Elle monta, je la suivis. Ayant ouvert les deux battants de la porte charretière, Alburtin prit place au volant et pressa le démarreur.

Trois tours de roue, et la voiture fut dehors, sur la chaussée, grimpant la côte en deuxième vitesse. Mais nous n’avions pas encore viré au calvaire que plusieurs passants nous saluaient d’un « Bonjour, docteur ! »… entre autres les deux gendarmes.

— Nous voilà repérés ! c’était inévitable, grommela Alburtin, mettant en troisième vitesse.

— Mademoiselle ne peut évidemment pas partir par la gare de Cassis, déclarai-je. Le train ne passe que dans une demi-heure.
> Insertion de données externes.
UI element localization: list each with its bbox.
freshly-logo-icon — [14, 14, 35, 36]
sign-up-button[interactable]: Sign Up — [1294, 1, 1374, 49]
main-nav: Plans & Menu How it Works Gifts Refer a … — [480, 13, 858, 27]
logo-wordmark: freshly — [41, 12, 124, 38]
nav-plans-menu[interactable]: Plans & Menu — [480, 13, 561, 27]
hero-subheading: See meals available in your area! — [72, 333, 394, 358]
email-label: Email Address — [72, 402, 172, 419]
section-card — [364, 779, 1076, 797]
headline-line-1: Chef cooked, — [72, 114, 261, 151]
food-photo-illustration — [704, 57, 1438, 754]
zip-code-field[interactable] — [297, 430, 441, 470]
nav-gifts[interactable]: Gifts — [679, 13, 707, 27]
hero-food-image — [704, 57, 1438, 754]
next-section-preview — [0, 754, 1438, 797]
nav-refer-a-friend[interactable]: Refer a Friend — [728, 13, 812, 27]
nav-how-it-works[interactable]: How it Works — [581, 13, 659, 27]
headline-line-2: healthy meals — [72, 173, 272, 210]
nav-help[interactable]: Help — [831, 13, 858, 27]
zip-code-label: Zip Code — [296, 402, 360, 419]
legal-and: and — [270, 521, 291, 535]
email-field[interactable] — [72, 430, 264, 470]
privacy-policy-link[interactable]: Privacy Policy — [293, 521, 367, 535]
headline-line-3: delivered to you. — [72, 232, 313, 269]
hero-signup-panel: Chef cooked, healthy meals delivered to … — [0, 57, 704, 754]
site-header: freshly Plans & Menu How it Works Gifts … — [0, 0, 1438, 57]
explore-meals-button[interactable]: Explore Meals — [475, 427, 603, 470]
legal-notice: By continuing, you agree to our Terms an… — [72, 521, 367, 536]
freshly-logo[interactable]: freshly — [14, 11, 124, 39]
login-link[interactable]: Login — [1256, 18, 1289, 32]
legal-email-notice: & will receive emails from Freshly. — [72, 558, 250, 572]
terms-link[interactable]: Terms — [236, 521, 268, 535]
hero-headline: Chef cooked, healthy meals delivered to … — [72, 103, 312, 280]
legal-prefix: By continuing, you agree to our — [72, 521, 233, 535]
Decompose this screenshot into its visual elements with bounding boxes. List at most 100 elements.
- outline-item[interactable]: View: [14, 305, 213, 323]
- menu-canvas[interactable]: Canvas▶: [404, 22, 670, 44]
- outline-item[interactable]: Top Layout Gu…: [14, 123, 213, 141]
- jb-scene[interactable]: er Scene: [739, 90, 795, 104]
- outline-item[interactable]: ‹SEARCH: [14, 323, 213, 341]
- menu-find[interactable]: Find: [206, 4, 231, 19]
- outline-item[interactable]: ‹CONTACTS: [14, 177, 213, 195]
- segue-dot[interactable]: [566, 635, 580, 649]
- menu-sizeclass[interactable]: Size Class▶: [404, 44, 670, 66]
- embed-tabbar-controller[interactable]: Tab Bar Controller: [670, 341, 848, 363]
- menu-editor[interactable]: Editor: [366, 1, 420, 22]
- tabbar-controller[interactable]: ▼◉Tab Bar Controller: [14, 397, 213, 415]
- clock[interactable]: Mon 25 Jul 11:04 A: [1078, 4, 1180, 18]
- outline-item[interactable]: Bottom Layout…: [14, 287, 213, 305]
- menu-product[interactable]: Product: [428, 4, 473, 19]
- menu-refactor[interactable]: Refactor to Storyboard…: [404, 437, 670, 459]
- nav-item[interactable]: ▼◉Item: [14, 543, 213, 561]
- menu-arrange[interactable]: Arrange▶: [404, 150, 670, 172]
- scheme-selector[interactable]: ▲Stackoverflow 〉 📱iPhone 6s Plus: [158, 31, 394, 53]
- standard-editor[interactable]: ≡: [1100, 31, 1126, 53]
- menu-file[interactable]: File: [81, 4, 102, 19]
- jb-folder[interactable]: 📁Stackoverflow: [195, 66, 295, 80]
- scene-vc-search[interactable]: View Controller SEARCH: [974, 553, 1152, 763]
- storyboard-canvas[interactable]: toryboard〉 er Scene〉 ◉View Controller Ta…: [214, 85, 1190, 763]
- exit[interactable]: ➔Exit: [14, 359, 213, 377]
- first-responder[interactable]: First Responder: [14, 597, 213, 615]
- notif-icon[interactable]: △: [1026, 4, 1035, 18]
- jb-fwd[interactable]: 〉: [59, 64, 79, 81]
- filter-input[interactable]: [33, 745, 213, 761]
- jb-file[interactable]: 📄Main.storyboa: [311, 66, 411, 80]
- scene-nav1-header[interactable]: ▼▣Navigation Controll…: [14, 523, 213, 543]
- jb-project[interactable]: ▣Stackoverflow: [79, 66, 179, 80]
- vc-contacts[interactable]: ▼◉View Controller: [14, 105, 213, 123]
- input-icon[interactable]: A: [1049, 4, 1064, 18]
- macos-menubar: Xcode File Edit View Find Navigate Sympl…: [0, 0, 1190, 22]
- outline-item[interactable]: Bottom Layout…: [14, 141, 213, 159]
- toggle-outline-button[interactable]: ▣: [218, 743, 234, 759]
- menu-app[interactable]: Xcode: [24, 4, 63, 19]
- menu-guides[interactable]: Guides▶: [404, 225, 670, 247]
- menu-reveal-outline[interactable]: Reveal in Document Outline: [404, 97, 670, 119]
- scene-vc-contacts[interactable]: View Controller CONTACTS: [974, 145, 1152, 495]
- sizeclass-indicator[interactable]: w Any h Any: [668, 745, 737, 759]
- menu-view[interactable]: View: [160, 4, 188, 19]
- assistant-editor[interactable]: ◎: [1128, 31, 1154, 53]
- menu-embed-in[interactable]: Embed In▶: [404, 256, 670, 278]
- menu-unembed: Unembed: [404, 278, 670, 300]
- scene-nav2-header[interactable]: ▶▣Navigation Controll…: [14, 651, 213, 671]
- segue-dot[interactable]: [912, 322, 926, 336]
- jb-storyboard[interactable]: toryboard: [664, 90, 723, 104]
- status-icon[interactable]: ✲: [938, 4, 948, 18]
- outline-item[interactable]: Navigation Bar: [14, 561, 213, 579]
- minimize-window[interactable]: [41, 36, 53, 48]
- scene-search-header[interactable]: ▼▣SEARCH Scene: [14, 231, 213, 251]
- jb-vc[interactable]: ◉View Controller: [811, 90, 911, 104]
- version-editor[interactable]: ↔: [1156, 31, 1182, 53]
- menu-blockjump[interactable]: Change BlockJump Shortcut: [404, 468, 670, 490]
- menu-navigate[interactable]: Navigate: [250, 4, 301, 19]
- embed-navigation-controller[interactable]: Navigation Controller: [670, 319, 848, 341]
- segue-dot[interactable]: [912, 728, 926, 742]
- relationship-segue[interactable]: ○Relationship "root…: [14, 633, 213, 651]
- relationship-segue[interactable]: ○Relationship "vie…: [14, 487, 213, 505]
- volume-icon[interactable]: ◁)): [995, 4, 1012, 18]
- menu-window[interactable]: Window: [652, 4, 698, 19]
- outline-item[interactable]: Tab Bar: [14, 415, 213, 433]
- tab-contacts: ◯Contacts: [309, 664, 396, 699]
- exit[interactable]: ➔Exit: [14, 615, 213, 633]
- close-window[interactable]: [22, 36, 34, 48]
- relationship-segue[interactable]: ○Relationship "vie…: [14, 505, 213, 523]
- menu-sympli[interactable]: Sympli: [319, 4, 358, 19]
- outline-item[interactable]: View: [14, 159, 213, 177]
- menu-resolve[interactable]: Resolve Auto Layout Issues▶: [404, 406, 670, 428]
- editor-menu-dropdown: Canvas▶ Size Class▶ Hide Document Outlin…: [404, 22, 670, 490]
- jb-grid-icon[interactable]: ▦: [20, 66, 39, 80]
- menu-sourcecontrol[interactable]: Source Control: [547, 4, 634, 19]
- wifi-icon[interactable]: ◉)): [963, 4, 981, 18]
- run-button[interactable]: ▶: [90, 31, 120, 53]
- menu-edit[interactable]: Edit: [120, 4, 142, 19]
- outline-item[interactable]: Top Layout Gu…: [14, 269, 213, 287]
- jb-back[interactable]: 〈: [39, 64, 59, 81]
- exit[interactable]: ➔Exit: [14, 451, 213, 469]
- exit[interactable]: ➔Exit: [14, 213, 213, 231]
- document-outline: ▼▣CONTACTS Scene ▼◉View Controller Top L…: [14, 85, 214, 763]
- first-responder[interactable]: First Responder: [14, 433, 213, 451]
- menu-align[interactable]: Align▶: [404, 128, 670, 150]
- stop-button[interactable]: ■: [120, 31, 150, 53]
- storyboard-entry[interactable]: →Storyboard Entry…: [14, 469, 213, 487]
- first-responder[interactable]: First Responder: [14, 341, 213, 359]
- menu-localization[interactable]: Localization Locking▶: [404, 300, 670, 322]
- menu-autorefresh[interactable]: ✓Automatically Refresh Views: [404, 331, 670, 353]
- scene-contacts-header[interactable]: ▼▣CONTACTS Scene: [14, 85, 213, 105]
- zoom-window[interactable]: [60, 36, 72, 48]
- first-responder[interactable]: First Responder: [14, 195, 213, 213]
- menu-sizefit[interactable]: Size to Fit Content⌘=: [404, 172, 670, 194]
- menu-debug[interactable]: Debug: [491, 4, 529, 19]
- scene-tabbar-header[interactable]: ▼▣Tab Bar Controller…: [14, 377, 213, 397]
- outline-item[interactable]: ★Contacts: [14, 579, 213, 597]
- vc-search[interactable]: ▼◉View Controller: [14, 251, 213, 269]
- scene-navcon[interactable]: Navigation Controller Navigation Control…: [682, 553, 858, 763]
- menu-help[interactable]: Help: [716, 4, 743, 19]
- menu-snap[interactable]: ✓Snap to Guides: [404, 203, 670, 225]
Avant cela nous aurons dix journalistes sur le dos… Si vous avez une heure de plus à nous donner, docteur, c’est à Marseille qu’il faudrait nous conduire.

— Ça va ! fit laconiquement Alburtin, sans se retourner.

Il y a trois kilomètres de la ville à la gare de Cassis. À mi-chemin donc, au lieu de continuer tout droit, nous tournâmes à gauche par la grand’route qui s’élève en lacets jusqu’au col de la Gineste, à travers des sites grandioses et farouches : ravines aux falaises à pic, pentes pelées de rocs calcaires se découpant sur l’azur cruel. À part moi, je songeais que les paysages de la Lune doivent ressembler à ceux-là. Mais je me gardai bien d’émettre ma réflexion à ma voisine, qui restait silencieuse, absorbée dans la contemplation vague de la route coulant sous nos roues son ruban goudronné.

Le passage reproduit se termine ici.